その後通話は切れなかったけど、茜は黙ったままだった。
「おーい?茜?聞こえてる?」
『湊』
「うん。湊だよ。どしたの?元気ないじゃん」
俺の名前を呼ぶ声が聞こえた。
茜とは全く会ってない訳じゃないけど、前より一緒にいるの減ったからこうして声が聞けるだけでも嬉しかった。
でも気になるのは茜の様子が変だって事。
『会いたい』
ほら、変だ。
茜から俺に会いたいなんて今まで言った事ないのに、今にも消えそうな声で確かにそう言った。
「会おうよー♡俺今部活終わって学校出たとこ!茜は?」
『……駅の近くのコインロッカーのとこ』
「んじゃ行くから待っててよ♡」
『うん』
茜から会ってもいい許可が出て俺は全速力で駅まで走った。
茜に会える!それもそうだけど、何より茜に何かあったんだ。俺はその事が気がかりでとにかく急いでいた。
駅の近くにコインロッカーがあるけど、そこは人通りの少ない所で、使用者も少ないだろう。
茜はそこの少し離れた路地の間にちょこんと座っていた。
あー可愛いなぁ♡
「茜っ♡お待たせ~♡」
「みなとっ!」
顔を腕で隠して俯いていた茜に声を掛けると、バッと俺を見てすぐに飛び付いて来た。
うお!?なんだいこのサービスは!?
茜から飛び付いて来るなんてあり得ないぞ!?こいつ本物の茜か!?いや、匂いが茜だ♡
外で俺が抱き付いたりすると怒る癖に……
「おー、茜ってば自分から俺を突き離しといて寂しくなっちゃったのかー?可愛い奴め♡」
「ごめんっ」
「ううん♡嬉しい♡で、何があった?」
ずっと俺に張り付いたまま顔を上げようとしない茜を俺はいいこいいこしてあげる。
茜がこんなに甘えてくるなんてないから俺は嬉しくて仕方なかった。

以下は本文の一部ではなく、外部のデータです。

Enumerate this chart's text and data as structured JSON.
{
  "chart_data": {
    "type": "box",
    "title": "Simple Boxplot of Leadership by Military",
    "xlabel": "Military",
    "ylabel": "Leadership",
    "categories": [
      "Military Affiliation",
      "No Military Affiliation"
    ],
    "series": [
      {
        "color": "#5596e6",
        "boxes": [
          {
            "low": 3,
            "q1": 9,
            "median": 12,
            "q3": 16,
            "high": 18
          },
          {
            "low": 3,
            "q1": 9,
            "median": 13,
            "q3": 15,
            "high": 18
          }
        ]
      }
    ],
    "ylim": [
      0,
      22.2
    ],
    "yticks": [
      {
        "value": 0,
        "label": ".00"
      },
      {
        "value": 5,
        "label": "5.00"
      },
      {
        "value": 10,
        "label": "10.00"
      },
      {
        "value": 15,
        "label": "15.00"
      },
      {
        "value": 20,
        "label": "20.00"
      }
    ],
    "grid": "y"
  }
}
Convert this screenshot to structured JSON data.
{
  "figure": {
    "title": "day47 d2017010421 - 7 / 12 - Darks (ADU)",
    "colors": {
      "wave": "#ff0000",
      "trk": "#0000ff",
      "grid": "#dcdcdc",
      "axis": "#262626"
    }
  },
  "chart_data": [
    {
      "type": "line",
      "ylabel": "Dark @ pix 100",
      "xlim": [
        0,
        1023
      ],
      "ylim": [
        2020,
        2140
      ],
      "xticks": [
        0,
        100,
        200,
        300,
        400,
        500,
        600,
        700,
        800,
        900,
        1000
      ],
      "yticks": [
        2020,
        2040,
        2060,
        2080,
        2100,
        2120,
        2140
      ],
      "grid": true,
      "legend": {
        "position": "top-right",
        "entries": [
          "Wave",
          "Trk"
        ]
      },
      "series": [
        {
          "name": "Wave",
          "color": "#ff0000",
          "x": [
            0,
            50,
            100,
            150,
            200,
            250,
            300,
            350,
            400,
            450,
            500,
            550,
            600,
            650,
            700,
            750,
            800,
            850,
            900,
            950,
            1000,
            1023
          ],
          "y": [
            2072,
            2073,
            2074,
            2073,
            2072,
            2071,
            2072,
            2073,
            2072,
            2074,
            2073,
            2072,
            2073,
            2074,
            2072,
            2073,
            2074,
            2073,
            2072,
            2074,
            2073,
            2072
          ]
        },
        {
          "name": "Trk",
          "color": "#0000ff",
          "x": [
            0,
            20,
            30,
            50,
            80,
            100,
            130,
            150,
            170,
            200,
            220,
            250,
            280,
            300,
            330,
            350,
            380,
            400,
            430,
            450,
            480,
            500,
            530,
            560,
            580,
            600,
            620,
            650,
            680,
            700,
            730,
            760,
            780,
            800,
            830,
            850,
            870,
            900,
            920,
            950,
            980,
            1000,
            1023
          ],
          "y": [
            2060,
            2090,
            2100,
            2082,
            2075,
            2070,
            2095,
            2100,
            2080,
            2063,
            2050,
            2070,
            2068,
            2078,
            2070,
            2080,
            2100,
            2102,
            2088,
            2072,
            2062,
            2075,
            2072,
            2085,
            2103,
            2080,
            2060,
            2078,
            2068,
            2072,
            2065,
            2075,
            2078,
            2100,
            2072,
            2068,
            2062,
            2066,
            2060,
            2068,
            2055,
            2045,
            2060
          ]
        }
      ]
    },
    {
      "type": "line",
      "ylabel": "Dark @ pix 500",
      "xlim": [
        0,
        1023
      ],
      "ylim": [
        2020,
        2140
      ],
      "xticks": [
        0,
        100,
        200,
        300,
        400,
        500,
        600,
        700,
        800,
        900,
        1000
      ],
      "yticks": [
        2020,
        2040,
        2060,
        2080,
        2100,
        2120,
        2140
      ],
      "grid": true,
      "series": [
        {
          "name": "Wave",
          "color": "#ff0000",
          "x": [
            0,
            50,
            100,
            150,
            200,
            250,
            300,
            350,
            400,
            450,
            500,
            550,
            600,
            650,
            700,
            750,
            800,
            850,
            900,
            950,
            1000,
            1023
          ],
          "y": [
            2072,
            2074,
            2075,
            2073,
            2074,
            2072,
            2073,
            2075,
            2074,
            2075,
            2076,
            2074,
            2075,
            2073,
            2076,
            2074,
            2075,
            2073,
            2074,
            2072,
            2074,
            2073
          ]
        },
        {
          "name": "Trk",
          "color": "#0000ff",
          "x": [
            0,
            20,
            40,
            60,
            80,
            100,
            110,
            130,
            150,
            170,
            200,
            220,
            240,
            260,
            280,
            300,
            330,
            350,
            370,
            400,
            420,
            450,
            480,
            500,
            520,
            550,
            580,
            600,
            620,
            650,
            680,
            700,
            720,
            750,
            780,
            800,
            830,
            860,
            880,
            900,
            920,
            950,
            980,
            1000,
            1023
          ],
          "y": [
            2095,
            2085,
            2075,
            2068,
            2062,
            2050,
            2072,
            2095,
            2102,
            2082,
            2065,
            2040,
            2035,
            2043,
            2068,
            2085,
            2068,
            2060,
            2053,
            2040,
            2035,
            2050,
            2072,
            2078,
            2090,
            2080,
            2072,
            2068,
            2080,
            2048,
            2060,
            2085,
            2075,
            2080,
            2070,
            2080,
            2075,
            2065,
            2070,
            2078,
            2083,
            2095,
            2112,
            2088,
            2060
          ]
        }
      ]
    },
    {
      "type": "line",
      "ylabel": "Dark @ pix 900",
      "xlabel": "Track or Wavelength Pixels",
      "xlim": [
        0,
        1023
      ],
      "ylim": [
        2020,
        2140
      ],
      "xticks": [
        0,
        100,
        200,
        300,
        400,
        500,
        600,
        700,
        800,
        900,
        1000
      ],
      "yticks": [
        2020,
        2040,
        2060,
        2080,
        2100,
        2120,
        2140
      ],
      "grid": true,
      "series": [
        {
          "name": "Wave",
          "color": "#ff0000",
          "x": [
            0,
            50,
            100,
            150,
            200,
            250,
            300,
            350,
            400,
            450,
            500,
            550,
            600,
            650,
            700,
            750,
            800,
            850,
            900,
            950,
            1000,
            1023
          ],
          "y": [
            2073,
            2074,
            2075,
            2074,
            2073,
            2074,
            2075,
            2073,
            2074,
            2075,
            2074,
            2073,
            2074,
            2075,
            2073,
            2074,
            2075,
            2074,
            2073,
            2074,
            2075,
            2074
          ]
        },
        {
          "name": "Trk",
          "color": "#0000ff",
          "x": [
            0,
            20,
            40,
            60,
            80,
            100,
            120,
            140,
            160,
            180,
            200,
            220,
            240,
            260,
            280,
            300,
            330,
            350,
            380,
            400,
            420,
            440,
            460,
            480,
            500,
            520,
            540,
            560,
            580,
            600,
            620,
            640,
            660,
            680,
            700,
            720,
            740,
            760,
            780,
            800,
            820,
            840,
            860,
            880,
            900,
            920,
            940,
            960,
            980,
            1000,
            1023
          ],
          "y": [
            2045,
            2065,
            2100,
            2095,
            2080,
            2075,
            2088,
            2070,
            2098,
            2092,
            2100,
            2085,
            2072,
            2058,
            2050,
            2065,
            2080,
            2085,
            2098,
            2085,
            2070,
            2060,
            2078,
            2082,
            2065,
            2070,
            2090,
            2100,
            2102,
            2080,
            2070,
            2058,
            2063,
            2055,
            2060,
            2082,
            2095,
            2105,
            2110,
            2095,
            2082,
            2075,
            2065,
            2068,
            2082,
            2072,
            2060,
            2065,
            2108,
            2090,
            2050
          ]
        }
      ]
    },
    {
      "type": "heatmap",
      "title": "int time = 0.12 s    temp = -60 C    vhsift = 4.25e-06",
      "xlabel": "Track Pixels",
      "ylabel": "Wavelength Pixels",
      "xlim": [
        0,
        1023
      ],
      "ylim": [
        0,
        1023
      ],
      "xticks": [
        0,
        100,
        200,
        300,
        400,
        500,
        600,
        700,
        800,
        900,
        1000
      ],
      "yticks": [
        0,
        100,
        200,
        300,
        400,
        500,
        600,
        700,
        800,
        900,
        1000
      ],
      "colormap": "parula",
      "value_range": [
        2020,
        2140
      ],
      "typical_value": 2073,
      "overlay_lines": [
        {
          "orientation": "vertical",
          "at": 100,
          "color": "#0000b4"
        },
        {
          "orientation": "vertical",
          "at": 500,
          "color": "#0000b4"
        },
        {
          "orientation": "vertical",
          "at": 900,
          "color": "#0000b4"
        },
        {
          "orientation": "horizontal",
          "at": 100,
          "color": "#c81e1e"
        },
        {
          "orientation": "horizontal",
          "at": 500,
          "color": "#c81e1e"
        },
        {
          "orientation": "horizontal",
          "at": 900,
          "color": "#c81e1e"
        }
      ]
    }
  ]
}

このまま持ち帰ってイチャイチャしてぇ♡
「茜が元気ないと俺まで悲しいじゃんよー」
「俺は……自分が嫌だっ」
「はい?」
「いつも周りの気持ちを無視して勝手な事ばかり……もう嫌だっ」
「誰かに何か言われた?話してよ」
「…………」
上手く聞き出そうとすると、茜は黙った。
きっと俺が仕返しに行くと思ってんだろ。行くけどな。
過去の茜の事は知ってる。
俺も人の事言えねぇけど、茜は真面目で口うるさい奴だから自分が違うと思ったら相手が誰だろうと厳しく叱っていた。それで周りと上手くやれてねぇってのは一年の頃から知っていた。
俺もいつも一人だったから、てか当時追ってた伊織に相手にされてなかったからずっとフリーだったんだけど、同じ境遇な奴がいるなぐらいの認識だった。

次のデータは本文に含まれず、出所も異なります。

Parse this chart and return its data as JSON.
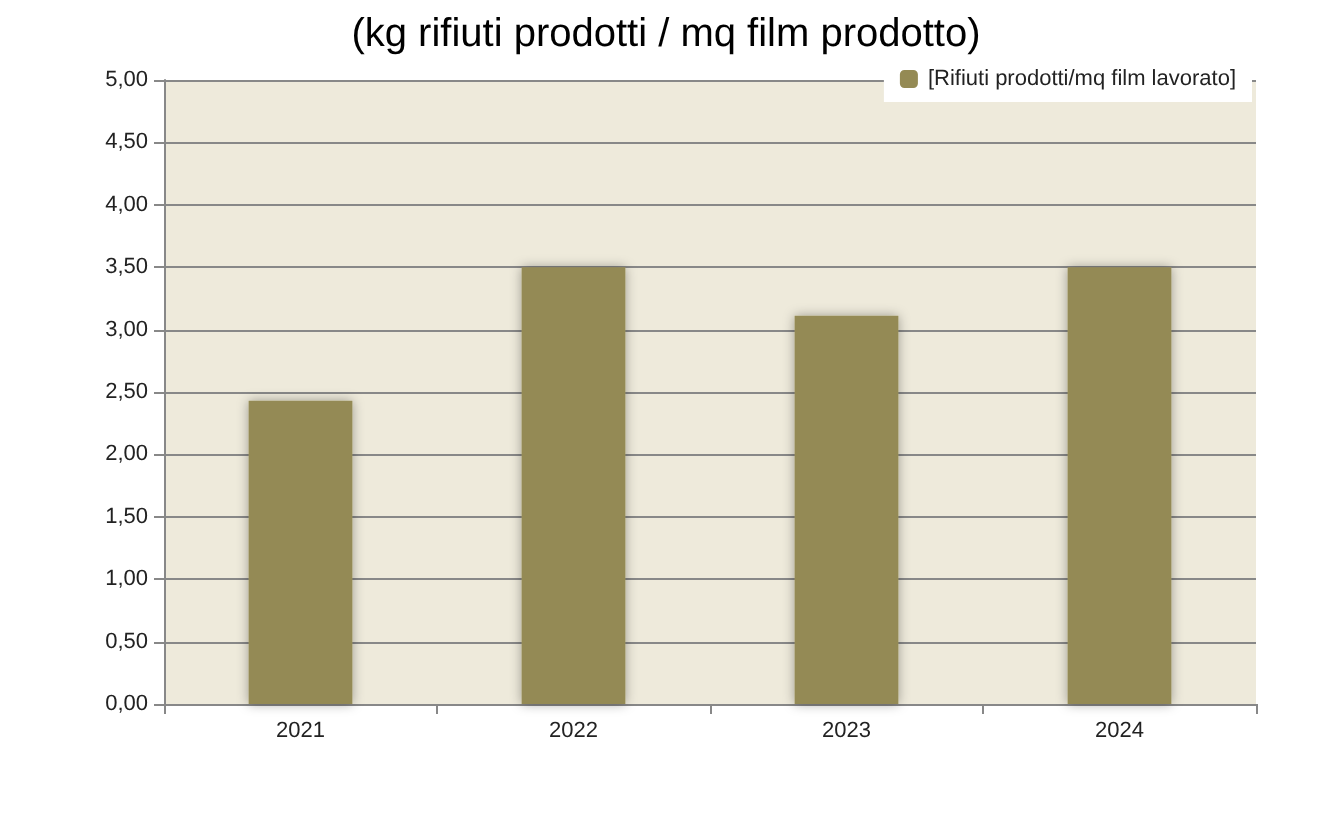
{
  "chart_data": {
    "type": "bar",
    "title": "(kg rifiuti prodotti / mq film prodotto)",
    "categories": [
      "2021",
      "2022",
      "2023",
      "2024"
    ],
    "series": [
      {
        "name": "[Rifiuti prodotti/mq film lavorato]",
        "color": "#948a54",
        "values": [
          2.43,
          3.5,
          3.11,
          3.5
        ]
      }
    ],
    "ylim": [
      0,
      5
    ],
    "yticks": [
      {
        "value": 0,
        "label": "0,00"
      },
      {
        "value": 0.5,
        "label": "0,50"
      },
      {
        "value": 1,
        "label": "1,00"
      },
      {
        "value": 1.5,
        "label": "1,50"
      },
      {
        "value": 2,
        "label": "2,00"
      },
      {
        "value": 2.5,
        "label": "2,50"
      },
      {
        "value": 3,
        "label": "3,00"
      },
      {
        "value": 3.5,
        "label": "3,50"
      },
      {
        "value": 4,
        "label": "4,00"
      },
      {
        "value": 4.5,
        "label": "4,50"
      },
      {
        "value": 5,
        "label": "5,00"
      }
    ],
    "grid": "y",
    "legend": "top right"
  }
}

俺と違うのは、茜は自分の悪い所を知っていてそれを直して周りと上手くやって行きたいって思ってる所だ。そんな面倒な事考えるならもっと俺に構ってよって思うけど、怒られるから言わない。
そこは茜のいい所でもあるからな。
茜自身がそれで悩んでいて、自分の事を嫌だと言うのは見ていて辛い。
だから早く茜をこんな風にした犯人を聞き出して処刑したいんだ。
「俺が悪いんだ。俺がもっと気を使えれば」
「茜が悪くても俺は茜の味方だよ。だから教えろよお前を傷付けた奴を」
段々イライラが抑え切れなくなってきたなー。
このままだと犯人分かんねぇから全校生徒を処刑しなきゃいけなくなる。
さすがに面倒だよなー。作業がじゃなくて、後がね。
「ううん。もういいんだ。お前が味方でいてくれるなら俺は十分だ」
やっと顔を上げた茜は一生懸命笑顔を作っていた。
もう遅いよ。俺キレちゃった。
茜、悪いけど約束破っちゃうわ。
暴力はしないっての、そんなお前見てたら今は守れそうにねぇわ。